1992 City of Gold A complex web of storylines set in wartime Cairo, as the city is threatened by Rommel’s advancing Afrika Korps forces in 1942. We meet crooks, gangsters, spies, émigrés, soldiers, detectives, nurses, deserters and heroes as they get caught up in gun smuggling, black marketeering and much more, in trying to track down the elusive ‘Rommel spy’ and, oh yes, fighting the Germans.
1993 Violent Ward Very entertaining, boisterous first-person narrative by Los Angeles shyster lawyer Mickey Murphy who gets bought out by his biggest client, menacing billionaire Zach Petrovitch, only to find himself caught up in Big Pete’s complex criminal activities and turbulent personal life. The novel comes to a climax against the violent backdrop of the Rodney King riots in Los Angeles in April 1992.
1993 Blood, Tears and Folly: An Objective Look at World War II
1994 Faith Return to Bernard Samson, the 40-something SIS agent, and the world of his friends and family, familiar to us from the previous six Samson novels. Most of the characters (and readers) are still reeling from the bloody shootout when his wife returned from her undercover mission to East Germany at the climax of the previous novel. This book re-acquaints us with all the well-loved characters from the previous stories, in a plot ostensibly about smuggling a KGB colonel out from the East, but is really about who knows the truth – and who is trying to cover up – the real cause of the Fiona-escape debacle.
1995 Hope 40-something SIS agent Bernard Samson continues trying to get to the bottom of the death of his sister-in-law, Tessa Kosinski and is soon on the trail of her husband, George, who has gone missing back in his native Poland.
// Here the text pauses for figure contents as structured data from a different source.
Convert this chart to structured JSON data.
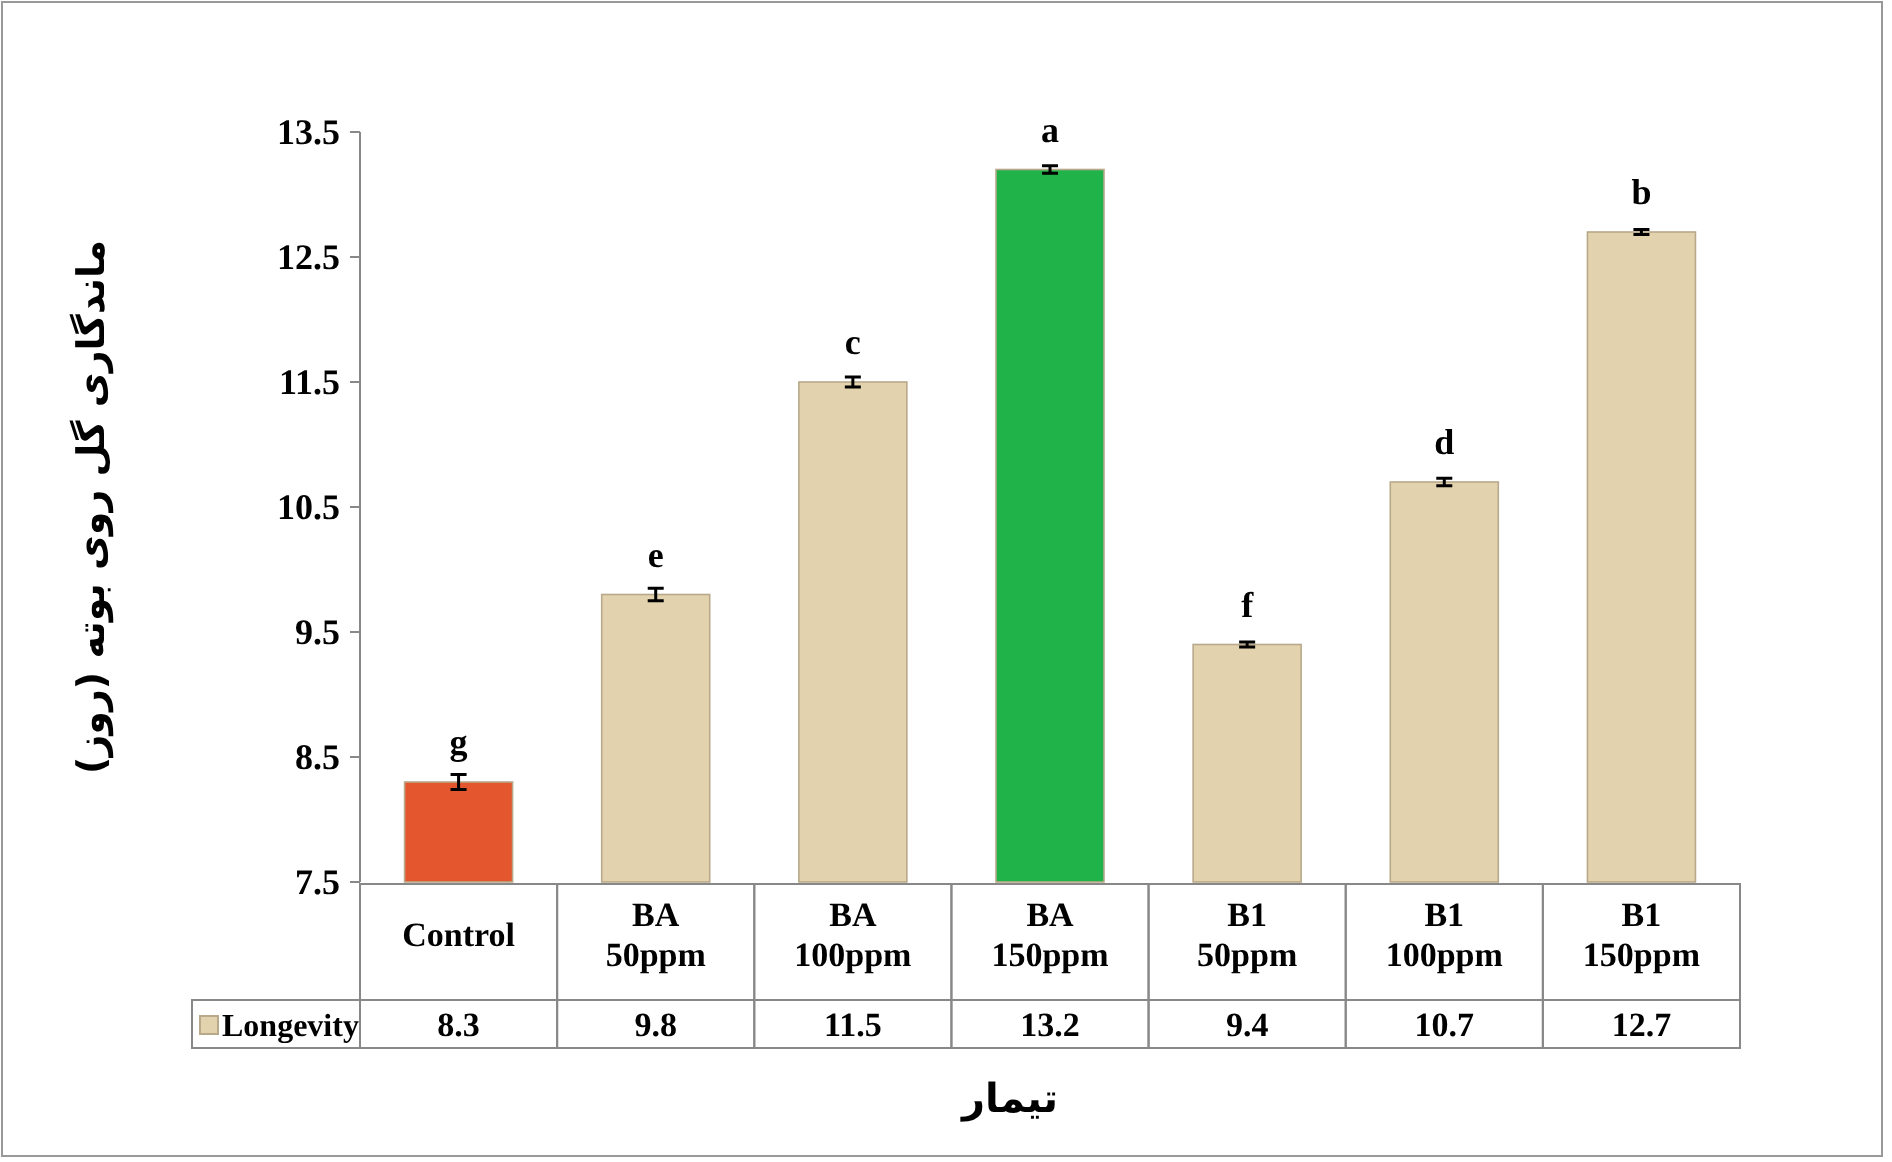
{
  "chart_data": {
    "type": "bar",
    "ylabel": "ماندگاری گل روی بوته (روز)",
    "xlabel": "تیمار",
    "categories": [
      "Control",
      "BA 50ppm",
      "BA 100ppm",
      "BA 150ppm",
      "B1 50ppm",
      "B1 100ppm",
      "B1 150ppm"
    ],
    "series": [
      {
        "name": "Longevity",
        "color": "#e2d2ad",
        "colors": [
          "#e4572e",
          "#e2d2ad",
          "#e2d2ad",
          "#1fb34a",
          "#e2d2ad",
          "#e2d2ad",
          "#e2d2ad"
        ],
        "values": [
          8.3,
          9.8,
          11.5,
          13.2,
          9.4,
          10.7,
          12.7
        ],
        "errors": [
          0.06,
          0.05,
          0.04,
          0.03,
          0.02,
          0.03,
          0.02
        ]
      }
    ],
    "ylim": [
      7.5,
      13.5
    ],
    "yticks": [
      7.5,
      8.5,
      9.5,
      10.5,
      11.5,
      12.5,
      13.5
    ],
    "data_labels": true,
    "annotations": [
      {
        "text": "g",
        "x": "Control",
        "y": 8.3
      },
      {
        "text": "e",
        "x": "BA 50ppm",
        "y": 9.8
      },
      {
        "text": "c",
        "x": "BA 100ppm",
        "y": 11.5
      },
      {
        "text": "a",
        "x": "BA 150ppm",
        "y": 13.2
      },
      {
        "text": "f",
        "x": "B1 50ppm",
        "y": 9.4
      },
      {
        "text": "d",
        "x": "B1 100ppm",
        "y": 10.7
      },
      {
        "text": "b",
        "x": "B1 150ppm",
        "y": 12.7
      }
    ]
  }
}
1996 Charity Ninth and final Bernard Samson novel in which it takes Bernard 300 pages to piece together the mystery which we readers learned all about in the sixth novel of the series, ie that the plot to murder Fiona’s sister, Tessa, was concocted by Silas Gaunt. Silas commissioned Jim Prettyman to be the middle-man and instructed him to murder the actual assassin, Thurkettle. Now that is is openly acknowledged by the Department’s senior staff, the most striking thing about the whole event – its sheer amateurish cack-handedness – is dismissed by one and all as being due to Gaunt’s (conveniently sudden) mental illness. As for family affairs: It is Bret who ends up marrying Bernard’s one-time lover, the glamorous Gloria; Bernard is finally promised the job of running the Berlin Office, which everyone has always said he should have: and the novel ends with a promise of reconciliation with his beautiful, high-flying and loving wife, Fiona.